I am trying to find all the submodules of $\mathbb{Q}[x]/(x^3)$ over $\mathbb{Q}[x]$, and then using that to determine if it is indecomposable. Is it correct to use the factors of $x^3$: $1,x,x^2$, to create submodules using these elements, or pairs of them such that the sum of all the degrees is less than three, like $(x), (1,x), (x^2,x)$ for example. Is this approach correct or is it not guaranteed that all of them will indeed be submodules?
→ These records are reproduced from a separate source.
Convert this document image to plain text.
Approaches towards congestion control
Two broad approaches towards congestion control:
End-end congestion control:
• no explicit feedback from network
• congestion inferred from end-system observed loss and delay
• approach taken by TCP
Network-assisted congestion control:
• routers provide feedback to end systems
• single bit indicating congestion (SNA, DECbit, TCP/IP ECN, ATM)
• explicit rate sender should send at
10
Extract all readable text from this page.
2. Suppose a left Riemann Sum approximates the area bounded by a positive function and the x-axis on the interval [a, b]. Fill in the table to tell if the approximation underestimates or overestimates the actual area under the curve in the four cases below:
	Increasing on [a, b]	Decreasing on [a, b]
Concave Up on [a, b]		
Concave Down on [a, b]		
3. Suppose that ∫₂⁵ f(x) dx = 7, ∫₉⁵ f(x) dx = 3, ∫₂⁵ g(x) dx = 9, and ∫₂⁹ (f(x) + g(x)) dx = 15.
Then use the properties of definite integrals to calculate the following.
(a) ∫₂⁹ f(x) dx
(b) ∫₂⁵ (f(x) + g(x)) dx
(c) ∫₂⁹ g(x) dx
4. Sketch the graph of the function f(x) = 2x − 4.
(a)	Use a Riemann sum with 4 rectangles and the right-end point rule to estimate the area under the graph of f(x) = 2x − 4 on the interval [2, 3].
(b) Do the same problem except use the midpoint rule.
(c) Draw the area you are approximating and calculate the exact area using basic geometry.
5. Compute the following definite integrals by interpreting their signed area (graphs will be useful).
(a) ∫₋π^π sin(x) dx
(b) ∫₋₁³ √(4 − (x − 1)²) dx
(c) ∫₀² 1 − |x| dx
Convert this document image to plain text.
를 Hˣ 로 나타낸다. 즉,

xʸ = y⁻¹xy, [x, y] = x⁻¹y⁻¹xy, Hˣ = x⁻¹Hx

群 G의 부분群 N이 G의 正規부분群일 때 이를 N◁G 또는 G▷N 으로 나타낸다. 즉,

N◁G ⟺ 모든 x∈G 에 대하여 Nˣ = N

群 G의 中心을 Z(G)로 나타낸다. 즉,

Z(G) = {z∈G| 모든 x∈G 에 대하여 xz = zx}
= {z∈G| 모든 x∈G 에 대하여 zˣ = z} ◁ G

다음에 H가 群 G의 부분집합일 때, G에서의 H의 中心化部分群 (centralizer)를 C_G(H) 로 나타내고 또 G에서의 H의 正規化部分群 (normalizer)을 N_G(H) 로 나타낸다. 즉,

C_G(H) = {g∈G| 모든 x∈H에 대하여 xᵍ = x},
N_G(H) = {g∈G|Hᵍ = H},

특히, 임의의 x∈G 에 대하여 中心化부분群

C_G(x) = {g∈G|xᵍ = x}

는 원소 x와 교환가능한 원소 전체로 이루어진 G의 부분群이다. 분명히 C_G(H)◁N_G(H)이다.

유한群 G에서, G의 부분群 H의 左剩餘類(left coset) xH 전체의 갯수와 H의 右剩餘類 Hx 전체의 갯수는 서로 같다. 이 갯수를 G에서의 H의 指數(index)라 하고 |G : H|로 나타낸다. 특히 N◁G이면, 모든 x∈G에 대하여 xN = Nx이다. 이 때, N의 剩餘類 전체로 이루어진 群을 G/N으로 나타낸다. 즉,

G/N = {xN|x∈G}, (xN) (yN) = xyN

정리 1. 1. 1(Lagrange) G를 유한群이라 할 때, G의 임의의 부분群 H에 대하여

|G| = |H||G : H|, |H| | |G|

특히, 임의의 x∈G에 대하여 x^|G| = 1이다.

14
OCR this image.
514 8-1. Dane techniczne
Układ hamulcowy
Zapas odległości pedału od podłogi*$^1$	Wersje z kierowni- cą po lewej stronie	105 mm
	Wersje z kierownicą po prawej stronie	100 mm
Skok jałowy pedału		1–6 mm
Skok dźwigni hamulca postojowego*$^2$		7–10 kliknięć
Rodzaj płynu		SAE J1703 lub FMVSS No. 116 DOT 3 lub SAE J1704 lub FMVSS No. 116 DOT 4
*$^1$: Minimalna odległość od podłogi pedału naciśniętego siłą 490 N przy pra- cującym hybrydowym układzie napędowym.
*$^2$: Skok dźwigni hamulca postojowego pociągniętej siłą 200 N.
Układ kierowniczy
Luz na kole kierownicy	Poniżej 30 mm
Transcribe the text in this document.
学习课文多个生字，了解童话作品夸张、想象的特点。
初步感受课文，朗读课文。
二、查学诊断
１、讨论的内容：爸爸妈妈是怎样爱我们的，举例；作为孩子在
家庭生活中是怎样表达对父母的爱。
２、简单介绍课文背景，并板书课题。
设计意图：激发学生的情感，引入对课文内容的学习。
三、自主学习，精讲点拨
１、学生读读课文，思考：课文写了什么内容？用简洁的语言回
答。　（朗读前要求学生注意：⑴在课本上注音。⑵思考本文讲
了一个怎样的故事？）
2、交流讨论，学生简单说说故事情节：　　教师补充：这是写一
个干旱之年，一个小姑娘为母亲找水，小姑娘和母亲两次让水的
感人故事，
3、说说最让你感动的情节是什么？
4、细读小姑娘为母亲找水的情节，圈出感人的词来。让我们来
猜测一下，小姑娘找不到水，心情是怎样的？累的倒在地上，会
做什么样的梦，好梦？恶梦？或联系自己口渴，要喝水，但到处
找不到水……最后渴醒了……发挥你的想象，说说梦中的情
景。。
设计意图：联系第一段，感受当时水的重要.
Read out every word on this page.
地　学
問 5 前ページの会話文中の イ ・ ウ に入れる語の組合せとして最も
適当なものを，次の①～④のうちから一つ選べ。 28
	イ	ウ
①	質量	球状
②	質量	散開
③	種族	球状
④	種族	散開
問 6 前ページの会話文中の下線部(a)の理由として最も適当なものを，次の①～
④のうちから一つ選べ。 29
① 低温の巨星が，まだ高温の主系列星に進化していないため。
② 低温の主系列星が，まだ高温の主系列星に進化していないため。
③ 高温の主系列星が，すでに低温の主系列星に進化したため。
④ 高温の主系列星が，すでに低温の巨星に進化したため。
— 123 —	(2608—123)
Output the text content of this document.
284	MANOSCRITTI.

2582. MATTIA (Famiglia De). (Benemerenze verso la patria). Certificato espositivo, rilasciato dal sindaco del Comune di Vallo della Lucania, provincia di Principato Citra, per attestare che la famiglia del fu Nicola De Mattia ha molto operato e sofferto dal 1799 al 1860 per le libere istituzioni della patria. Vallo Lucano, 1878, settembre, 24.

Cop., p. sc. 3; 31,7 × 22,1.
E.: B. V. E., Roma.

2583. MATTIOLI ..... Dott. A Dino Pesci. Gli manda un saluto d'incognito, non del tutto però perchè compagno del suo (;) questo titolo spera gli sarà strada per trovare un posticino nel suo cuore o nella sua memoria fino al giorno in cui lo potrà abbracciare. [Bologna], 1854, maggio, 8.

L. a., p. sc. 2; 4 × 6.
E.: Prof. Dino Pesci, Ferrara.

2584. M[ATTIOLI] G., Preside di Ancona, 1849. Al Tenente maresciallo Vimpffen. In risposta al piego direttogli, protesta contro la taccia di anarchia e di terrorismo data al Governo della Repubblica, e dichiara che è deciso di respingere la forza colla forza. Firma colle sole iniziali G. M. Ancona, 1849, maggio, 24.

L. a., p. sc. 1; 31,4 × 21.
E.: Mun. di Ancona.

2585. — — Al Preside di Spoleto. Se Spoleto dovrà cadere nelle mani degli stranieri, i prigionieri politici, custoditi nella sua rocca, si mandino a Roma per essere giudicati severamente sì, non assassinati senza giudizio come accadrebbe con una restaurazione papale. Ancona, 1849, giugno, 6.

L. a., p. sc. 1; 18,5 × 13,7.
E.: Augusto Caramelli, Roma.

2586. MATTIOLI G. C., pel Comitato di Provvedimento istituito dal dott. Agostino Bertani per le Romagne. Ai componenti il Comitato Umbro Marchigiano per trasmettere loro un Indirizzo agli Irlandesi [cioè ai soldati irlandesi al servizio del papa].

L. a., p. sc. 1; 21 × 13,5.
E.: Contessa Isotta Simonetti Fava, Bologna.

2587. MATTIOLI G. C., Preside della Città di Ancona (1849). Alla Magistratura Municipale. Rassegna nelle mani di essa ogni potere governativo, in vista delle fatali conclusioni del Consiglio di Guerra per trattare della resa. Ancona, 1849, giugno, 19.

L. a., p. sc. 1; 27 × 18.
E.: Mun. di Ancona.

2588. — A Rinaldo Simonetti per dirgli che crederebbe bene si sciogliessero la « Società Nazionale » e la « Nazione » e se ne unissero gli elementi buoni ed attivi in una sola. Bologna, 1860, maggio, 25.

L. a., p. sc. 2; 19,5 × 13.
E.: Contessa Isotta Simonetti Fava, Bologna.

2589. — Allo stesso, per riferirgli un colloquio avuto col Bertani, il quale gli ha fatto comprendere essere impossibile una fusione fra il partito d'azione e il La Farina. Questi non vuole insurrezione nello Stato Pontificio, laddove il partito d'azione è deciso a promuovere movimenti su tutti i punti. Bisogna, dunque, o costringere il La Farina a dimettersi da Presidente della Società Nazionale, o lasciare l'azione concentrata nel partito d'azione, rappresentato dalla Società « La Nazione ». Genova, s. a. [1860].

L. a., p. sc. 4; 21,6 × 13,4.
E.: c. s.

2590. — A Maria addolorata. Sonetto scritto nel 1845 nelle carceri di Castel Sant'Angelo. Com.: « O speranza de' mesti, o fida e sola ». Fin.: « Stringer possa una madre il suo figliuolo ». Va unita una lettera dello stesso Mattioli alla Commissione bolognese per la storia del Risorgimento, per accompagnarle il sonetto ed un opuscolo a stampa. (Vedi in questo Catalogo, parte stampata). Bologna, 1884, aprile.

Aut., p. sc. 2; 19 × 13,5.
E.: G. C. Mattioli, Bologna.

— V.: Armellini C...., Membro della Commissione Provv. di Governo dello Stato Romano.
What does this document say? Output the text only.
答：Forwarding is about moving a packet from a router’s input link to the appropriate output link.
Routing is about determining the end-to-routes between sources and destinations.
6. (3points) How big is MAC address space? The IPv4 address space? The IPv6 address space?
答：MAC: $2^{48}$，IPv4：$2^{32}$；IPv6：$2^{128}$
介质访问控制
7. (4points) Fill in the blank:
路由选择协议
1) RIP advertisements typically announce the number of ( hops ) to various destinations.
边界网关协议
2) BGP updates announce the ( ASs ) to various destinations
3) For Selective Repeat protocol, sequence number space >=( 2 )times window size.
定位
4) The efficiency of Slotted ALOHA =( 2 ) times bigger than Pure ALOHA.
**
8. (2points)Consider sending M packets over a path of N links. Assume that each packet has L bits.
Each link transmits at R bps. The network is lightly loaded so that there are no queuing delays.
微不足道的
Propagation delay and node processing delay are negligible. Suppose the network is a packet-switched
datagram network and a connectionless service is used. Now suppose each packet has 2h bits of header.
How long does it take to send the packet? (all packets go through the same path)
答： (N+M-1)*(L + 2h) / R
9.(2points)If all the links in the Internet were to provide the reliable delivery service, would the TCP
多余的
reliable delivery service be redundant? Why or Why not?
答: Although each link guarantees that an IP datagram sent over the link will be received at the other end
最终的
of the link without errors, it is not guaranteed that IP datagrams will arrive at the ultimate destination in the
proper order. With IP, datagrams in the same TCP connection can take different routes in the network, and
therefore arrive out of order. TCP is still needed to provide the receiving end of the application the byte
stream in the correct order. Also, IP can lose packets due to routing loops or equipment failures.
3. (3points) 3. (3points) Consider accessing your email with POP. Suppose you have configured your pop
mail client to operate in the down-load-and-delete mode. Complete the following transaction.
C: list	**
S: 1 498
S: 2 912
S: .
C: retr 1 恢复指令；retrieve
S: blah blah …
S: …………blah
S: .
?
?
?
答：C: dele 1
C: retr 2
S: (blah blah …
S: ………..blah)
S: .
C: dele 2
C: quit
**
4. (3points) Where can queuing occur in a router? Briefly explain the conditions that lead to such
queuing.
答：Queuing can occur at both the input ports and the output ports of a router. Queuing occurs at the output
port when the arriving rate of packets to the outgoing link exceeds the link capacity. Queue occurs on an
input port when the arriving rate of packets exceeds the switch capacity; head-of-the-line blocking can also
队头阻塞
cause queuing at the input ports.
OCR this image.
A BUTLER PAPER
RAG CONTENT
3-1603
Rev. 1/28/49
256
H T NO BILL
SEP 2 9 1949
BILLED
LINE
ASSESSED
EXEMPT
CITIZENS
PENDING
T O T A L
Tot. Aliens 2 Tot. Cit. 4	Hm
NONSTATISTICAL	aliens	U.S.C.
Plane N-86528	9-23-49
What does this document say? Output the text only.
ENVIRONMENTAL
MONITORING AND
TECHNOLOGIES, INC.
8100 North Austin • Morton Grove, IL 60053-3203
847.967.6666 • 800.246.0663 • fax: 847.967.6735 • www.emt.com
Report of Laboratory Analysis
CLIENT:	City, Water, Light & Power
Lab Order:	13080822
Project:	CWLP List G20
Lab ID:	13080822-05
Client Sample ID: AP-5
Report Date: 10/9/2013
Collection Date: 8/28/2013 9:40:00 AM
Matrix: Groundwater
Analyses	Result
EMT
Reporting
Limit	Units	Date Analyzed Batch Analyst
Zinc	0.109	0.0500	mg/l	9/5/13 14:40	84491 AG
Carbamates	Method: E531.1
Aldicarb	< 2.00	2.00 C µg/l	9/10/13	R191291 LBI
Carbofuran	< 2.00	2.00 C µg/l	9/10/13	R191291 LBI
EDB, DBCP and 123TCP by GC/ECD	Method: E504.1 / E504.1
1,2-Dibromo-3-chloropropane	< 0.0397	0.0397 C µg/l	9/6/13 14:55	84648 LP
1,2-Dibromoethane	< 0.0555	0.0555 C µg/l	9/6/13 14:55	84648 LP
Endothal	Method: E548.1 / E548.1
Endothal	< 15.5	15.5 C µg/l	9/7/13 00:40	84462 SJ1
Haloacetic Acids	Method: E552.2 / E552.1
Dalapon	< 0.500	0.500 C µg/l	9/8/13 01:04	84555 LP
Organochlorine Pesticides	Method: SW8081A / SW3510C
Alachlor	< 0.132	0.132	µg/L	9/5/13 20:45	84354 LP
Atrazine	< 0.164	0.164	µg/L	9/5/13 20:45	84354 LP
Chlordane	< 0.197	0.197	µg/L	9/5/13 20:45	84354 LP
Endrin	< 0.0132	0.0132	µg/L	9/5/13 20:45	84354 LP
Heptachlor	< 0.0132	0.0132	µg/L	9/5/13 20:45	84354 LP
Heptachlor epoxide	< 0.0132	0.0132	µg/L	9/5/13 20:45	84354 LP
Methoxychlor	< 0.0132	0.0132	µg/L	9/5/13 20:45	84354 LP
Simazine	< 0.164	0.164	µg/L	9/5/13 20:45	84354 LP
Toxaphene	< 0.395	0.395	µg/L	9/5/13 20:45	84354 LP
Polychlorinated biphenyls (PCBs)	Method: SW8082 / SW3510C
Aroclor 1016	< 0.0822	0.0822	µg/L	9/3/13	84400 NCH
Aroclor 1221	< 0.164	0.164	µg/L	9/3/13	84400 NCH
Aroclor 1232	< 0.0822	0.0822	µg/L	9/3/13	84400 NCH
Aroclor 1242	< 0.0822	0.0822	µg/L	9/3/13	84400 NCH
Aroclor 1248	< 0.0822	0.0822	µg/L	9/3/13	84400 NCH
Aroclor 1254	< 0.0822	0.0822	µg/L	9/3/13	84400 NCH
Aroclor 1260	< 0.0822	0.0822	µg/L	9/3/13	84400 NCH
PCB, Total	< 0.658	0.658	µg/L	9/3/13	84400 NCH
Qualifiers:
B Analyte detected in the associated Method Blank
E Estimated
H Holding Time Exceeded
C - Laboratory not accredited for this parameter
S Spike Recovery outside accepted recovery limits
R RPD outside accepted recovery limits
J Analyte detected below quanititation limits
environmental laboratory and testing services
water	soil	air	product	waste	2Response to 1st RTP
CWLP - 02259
Furthermore, to determine if it is indecomposable, can I express it as the direct sum of $\mathbb{Q}[x]/(x)\bigoplus\mathbb{Q}[x]/(x)\bigoplus\mathbb{Q}[x]/(x)$ or can I not use the same simple sub-module more than once?

Answer 1

Let us denote $A=\mathbb{Q}[x]$, $M=\mathbb{Q}[x]/(x^3)$ and let $N$ be an $A$-submodule. If $N\neq 0$, it has a nonzero element $f$. We denote the least degree term of $f$ by $ax^d\ (d\in \{0,1,2\},\ a\neq 0)$, so we can write $$f=ax^d(1+xg)\ \ \ \ (g \text{ is a polynomial (chosen as a representative)}).$$ Let us pick up $A\ni h=1-xg+(xg)^2$. Since $N$ is closed under $A$-action, we have $$h\cdot f=ax^d(1+x^3g^3)=ax^d\in N.$$ Therefore, $N$ contains either $1$, $x$ or $x^2$. Choosing the least possible such power, it follows that there are exactly four submodules $N$, $$N=0,\ x^2A,\ xA, M.$$ They have different dimensions as $\mathbb{Q}$-vector spaces, so are different.

Besides, the indecomposability can be done independent of the classification of $N$. If $M$ is decomposed as $M\simeq N_1\oplus N_2$, then $\mathrm{End}(M)$ has at least two idempotents $(\mathrm{id}_{N_1},0)$ and $(0,\mathrm{id}_{N_2})$. But, in fact $M$ is a cyclic (namely, generated by one element) module and $\mathrm{End}(M)$ has only one idempotent $\mathrm{id}_M$. So, it is indecomposable.